Valproic Acid has moderate acute toxicity, with reported oral LD50 values of 1098 mg/kg in mice and 670 mg/kg in rats. Clinically, it is associated with hepatotoxicity, teratogenicity, and narrow‑therapeutic‑index behavior requiring serum level monitoring. Overdose can cause central nervous system depression, cardiac conduction abnormalities, and electrolyte imbalance. Its broad metabolic and genomic effects also contribute to drug–drug interaction risk and require careful clinical oversight.

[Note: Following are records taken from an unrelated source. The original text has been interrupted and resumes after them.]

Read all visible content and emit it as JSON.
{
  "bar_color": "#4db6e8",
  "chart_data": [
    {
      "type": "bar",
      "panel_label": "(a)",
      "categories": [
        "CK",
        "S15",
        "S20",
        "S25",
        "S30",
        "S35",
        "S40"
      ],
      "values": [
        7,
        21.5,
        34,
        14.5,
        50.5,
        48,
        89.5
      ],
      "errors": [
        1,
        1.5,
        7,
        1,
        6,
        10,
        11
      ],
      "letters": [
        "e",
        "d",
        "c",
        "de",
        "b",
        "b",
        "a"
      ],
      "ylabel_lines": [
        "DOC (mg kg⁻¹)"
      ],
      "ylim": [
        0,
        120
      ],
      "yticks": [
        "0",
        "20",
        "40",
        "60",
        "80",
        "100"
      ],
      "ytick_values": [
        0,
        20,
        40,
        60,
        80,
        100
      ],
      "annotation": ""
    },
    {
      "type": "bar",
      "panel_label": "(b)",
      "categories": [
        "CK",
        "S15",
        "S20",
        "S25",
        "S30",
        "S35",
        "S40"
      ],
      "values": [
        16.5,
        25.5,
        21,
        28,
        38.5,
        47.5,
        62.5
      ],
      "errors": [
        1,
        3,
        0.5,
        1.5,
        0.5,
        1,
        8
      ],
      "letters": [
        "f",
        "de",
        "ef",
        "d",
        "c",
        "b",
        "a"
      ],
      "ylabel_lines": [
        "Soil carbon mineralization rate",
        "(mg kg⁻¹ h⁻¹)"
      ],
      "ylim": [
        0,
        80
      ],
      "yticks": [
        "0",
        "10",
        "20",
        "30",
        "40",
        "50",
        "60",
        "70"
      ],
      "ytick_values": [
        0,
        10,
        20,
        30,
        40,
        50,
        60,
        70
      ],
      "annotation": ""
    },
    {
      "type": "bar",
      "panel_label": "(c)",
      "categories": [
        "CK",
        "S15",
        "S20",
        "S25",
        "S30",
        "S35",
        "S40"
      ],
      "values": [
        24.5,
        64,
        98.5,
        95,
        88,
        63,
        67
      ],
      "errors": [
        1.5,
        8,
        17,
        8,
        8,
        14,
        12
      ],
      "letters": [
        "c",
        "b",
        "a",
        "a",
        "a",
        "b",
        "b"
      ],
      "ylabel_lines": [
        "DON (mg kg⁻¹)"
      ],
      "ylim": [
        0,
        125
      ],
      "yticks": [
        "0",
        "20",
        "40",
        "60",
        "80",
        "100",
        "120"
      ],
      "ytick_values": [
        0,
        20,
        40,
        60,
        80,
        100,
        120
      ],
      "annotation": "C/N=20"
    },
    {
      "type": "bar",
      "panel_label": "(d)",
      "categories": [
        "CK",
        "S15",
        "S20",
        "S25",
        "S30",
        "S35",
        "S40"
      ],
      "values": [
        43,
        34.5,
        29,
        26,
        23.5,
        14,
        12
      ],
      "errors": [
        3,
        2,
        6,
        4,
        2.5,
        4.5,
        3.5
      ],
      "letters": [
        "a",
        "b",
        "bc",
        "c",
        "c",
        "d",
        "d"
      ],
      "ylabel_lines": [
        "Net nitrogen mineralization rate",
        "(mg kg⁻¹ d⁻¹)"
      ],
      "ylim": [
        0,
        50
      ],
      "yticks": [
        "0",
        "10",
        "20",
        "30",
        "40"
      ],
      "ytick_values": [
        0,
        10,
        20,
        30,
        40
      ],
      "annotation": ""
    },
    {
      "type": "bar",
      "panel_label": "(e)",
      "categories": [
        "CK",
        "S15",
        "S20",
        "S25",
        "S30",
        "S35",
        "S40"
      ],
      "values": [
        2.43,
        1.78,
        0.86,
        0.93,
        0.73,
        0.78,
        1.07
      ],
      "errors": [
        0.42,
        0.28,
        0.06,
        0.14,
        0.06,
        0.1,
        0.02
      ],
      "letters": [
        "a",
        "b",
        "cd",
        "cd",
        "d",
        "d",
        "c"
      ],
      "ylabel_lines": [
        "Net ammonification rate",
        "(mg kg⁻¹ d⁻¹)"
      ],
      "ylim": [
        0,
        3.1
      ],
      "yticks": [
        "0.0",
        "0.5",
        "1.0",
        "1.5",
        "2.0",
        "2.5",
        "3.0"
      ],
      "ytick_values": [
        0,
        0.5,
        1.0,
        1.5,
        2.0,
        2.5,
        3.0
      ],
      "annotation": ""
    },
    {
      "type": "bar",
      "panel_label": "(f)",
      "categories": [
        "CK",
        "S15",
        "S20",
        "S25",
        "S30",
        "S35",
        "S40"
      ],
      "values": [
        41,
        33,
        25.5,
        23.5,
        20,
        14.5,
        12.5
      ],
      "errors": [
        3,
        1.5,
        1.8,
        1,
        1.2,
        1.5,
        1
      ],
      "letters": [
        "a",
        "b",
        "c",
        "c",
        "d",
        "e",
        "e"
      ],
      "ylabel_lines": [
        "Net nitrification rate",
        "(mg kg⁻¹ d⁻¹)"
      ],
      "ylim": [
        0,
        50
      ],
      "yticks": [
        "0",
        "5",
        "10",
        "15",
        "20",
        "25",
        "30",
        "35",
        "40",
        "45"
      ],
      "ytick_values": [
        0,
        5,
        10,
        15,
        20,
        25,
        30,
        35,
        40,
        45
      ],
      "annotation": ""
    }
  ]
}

Valproic Acid requires attention to its moderate water solubility and fatty‑acid properties, which may necessitate solubilizers or buffering in liquid oral products to maintain stability. Oral formulations commonly use delayed‑ or extended‑release systems to reduce gastric irritation and manage absorption characteristics. Intravenous products typically employ the sodium salt and must be prepared within a controlled pH range to maintain solubility and avoid precipitation during dilution and administration. Proper handling ensures consistent delivery across oral and IV formulations.

Valproic Acid is classified as a small molecule. That classification shapes process design, impurity profiling, and analytical control strategies.

Oral Valproic Acid shows moderate water solubility and fatty‑acid characteristics, so liquid preparations may require solubilizers or buffering to maintain stability. Solid oral products often use delayed‑ or extended‑release matrices that help control absorption and reduce gastric irritation. These matrix systems also support chemical stability by limiting exposure to low gastric pH.